Sailfish OS application sandboxes are launched through sailjail command that is a thin Firejail wrapper. Sailjail has also a daemon that manages sandboxing permissions and keeps a list of applications. Firejail documentation can be found here.
In this document we are following terminology defined by Firejail.
Application permissions defined in sailjail-permissions are Firejail profiles. Application developer defines set of required permissions in the application desktop file.
Application desktop file changes are described in the Sailjail Permissions documentation.
Sailjail parses the desktop file and builds Firejail command line arguments out of the requested permissions.
There are three directories that are whitelisted automatically by Sailjail based on desktop file content.
$HOME/.local/share/<OrganizationName>/<ApplicationName>
$HOME/.cache/<OrganizationName>/<ApplicationName>
$HOME/.config/<OrganizationName>/<ApplicationName>
Default user data directories such as Pictures, Videos, Music and Documents are not whitelisted by default rather application developer needs to request access with predefined permissions.

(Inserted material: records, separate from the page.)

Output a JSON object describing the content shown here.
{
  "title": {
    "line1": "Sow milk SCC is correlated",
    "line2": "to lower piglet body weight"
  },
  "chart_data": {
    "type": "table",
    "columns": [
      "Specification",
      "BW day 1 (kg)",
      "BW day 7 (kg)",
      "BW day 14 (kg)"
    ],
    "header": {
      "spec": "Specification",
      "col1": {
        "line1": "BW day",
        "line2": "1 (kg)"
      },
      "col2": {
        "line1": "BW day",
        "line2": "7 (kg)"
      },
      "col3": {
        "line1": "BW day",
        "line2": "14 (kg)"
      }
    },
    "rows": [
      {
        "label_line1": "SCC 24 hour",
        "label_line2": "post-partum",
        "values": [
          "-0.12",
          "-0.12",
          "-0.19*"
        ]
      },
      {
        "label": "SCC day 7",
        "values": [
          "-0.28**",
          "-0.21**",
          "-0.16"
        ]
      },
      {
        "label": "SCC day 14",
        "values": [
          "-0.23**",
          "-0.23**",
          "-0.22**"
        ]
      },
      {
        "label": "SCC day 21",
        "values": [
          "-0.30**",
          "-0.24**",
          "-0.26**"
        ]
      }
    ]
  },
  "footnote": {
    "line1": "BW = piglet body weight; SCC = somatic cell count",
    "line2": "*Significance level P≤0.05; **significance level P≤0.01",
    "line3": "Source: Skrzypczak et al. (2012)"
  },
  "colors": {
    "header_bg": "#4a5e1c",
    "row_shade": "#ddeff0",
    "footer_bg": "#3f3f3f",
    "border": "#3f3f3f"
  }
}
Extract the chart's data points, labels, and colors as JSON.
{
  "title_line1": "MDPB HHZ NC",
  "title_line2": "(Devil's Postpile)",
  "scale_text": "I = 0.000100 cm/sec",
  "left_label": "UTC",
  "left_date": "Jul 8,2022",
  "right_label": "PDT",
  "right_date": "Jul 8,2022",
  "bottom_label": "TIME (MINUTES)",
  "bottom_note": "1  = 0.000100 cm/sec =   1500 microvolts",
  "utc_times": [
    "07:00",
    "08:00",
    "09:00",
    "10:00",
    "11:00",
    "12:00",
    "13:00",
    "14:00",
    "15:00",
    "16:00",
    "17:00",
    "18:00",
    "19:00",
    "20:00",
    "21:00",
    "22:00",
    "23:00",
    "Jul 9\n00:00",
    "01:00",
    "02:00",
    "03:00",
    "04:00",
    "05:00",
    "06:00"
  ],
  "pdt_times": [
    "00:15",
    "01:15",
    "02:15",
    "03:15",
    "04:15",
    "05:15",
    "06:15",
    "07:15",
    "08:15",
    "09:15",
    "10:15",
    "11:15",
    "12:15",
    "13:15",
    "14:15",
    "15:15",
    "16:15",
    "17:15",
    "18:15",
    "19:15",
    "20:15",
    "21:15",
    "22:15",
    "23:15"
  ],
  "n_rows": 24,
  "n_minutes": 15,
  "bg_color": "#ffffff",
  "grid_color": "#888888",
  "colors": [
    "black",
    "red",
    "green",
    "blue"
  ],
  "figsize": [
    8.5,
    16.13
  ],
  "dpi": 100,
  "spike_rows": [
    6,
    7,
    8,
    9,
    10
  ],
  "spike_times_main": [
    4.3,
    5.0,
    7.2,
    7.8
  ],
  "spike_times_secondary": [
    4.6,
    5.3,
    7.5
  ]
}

Based on OrganizationName and ApplicationName values application is granted rights to own a D-Bus service name on user session bus.
Example desktop file
[Desktop Entry]
Type=Application
Name=My Application
Icon=my-app-icon
Exec=/usr/bin/org.foobar.MyApp
[X-Sailjail]
Permissions=Internet;Pictures
OrganizationName=org.foobar
ApplicationName=MyApp
ExecDBus=/usr/bin/org.foobar.MyApp -prestart
With above example application desktop file Firejail command line arguments contain implicitly --dbus-user.own=org.foobar.MyApp when launched through Sailjail. When application's executable matches desktop file name, it is enough to define it in Exec value. If the names differ you may define the desktop file with sailjail command's -p argument:
Exec=/usr/bin/sailjail -p foobar-myapp.desktop -- /usr/bin/org.foobar.MyApp
Use of absolute paths is required, except for the desktop file which must be located in /usr/share/applications or /etc/sailjail/applications.
The ExecDBus value is an optional command line which will be used to auto start the application to provide the <OrganizationName>.<ApplicationName> DBus service.
Sailjail has a daemon called sailjaild. It keeps track of applications' desktop files in /usr/share/applications and /etc/sailjail/applications. It can be queried over D-Bus for information regarding these applications, their sandboxing status and permissions. The daemon also handles prompting user for permissions.
In Sailfish OS portion of user data is considered private and although it resides within user's home directory the files / directories are owned by privileged user / group and only select applications are granted access via executing them with effective group id set to privileged. For sandboxed applications private-data <directory> Firejail rule or command line option is used to provide more fine grained access to privileged data.
Also noteworthy: sandboxed applications are executed with no-new-privs set. As this makes it impossible to have effective gid that differs from real gid, privileged applications are running with real group id set to privileged.
- Rule templating. Sailjail defines keywords used in Firejail profiles that Firejail substitutes automatically while parsing the rules.
- Loading profiles only after parsing arguments instead of loading while parsing.